Caça-níqueis: delegado é condenado a 10 anos de prisão

Elpídio Ferrarezi, titular da Delegacia da Infância em Santos, é acusado de receber propina para permitir bingos na cidade

O Estado de S.Paulo

23 Outubro 2012 | 03h10

A Justiça condenou o delegado Elpídio Laércio Ferrarezi a 10 anos e 8 meses de prisão por falsidade ideológica, lavagem de dinheiro e corrupção e determinou a perda do cargo.
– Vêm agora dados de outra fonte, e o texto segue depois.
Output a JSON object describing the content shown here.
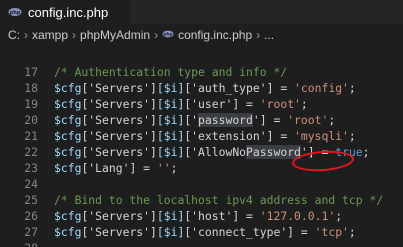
{
  "tab": {
    "filename": "config.inc.php",
    "icon": "php-file-icon"
  },
  "breadcrumb": {
    "drive": "C:",
    "folder1": "xampp",
    "folder2": "phpMyAdmin",
    "file": "config.inc.php",
    "more": "..."
  },
  "code": {
    "lines": [
      {
        "num": "17"
      },
      {
        "num": "18",
        "comment": "/* Authentication type and info */"
      },
      {
        "num": "19",
        "cfg": "$cfg",
        "a": "['Servers']",
        "i": "[$i]",
        "key": "['auth_type']",
        "eq": " = ",
        "val": "'config'",
        "end": ";"
      },
      {
        "num": "20",
        "cfg": "$cfg",
        "a": "['Servers']",
        "i": "[$i]",
        "key": "['user']",
        "eq": " = ",
        "val": "'root'",
        "end": ";"
      },
      {
        "num": "21",
        "cfg": "$cfg",
        "a": "['Servers']",
        "i": "[$i]",
        "key_pre": "['",
        "key_hl": "password",
        "key_post": "']",
        "eq": " = ",
        "val": "'root'",
        "end": ";"
      },
      {
        "num": "22",
        "cfg": "$cfg",
        "a": "['Servers']",
        "i": "[$i]",
        "key": "['extension']",
        "eq": " = ",
        "val": "'mysqli'",
        "end": ";"
      },
      {
        "num": "23",
        "cfg": "$cfg",
        "a": "['Servers']",
        "i": "[$i]",
        "key_pre": "['AllowNo",
        "key_hl": "Password",
        "key_post": "']",
        "eq": " = ",
        "kw": "true",
        "end": ";"
      },
      {
        "num": "24",
        "cfg": "$cfg",
        "key": "['Lang']",
        "eq": " = ",
        "val": "''",
        "end": ";"
      },
      {
        "num": "25"
      },
      {
        "num": "26",
        "comment": "/* Bind to the localhost ipv4 address and tcp */"
      },
      {
        "num": "27",
        "cfg": "$cfg",
        "a": "['Servers']",
        "i": "[$i]",
        "key": "['host']",
        "eq": " = ",
        "val": "'127.0.0.1'",
        "end": ";"
      },
      {
        "num": "28",
        "cfg": "$cfg",
        "a": "['Servers']",
        "i": "[$i]",
        "key": "['connect_type']",
        "eq": " = ",
        "val": "'tcp'",
        "end": ";"
      }
    ]
  },
  "colors": {
    "annotation": "#e8141c",
    "php_icon": "#8993be"
  }
}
Atual titular da Delegacia da Infância e Juventude de Santos, Ferrarezi foi acusado de integrar na década passada a máfia dos caça-níqueis, que, segundo o Ministério Público, arrecadava dinheiro para permitir o funcionamento de bingos na Baixada Santista.

O juiz responsável pela sentença, Rodrigo de Moura Jacob, apontou estranheza na evolução patrimonial de Ferrarezi, que já foi delegado seccional de Santos. O policial recebe salário de cerca de R$ 6 mil, tem uma casa de R$ 1,2 milhão na Riviera de São Lourenço, em Bertioga, em nome da filha, e vive em uma cobertura de 360 metros quadrados em Santos. A casa foi perdida em favor da União.

"A trajetória de vida do Elpídio é muito estranha. Antes de adentrar na polícia, segundo relatos de testemunhas, era comerciante e seu patrimônio era insignificante, possuía um Chevette e levava uma vida bem modesta. Entretanto, bastou ingressar na polícia no cargo de delegado para que sua vida desse uma reviravolta e tanto, seu patrimônio cresceu de forma assustadora", escreveu o juiz.

Além de Ferrarezi, foi condenada por lavagem de dinheiro e falsidade ideológica sua filha, a advogada Carla Abibe Ferrarezi Martinez. O juiz afirmou na sentença que Carla não tem como comprovar condição financeira para comprar um imóvel milionário.

Outras três pessoas, incluindo um office-boy usado como laranja, para quem foi transferida a posse da casa durante as investigações, foram condenadas por falsidade ideológica. Segundo a Secretaria da Segurança Pública, o delegado é alvo de processo na Corregedoria da Polícia Civil.

Defesa. Advogado de Ferrarezi e de Carla, Elias Jacob afirmou que vai recorrer. "A sentença se afastou das provas dos autos. Vou pedir a absolvição e tenho tranquilidade de que conseguirei", disse.

O advogado afirmou que, na decisão judicial, houve uma supervalorização da casa na Riviera. "Certamente não foi o que gastou para construir a casa em 2002. A perícia contábil declara textualmente que a doutora Carla tinha condições de fazer isso na época da construção."

Segundo Jacob, Ferrarezi é "altamente conceituado na Polícia Civil". "Tanto que uma das testemunhas de defesa é o diretor da Polícia Civil na região", disse. / W.C.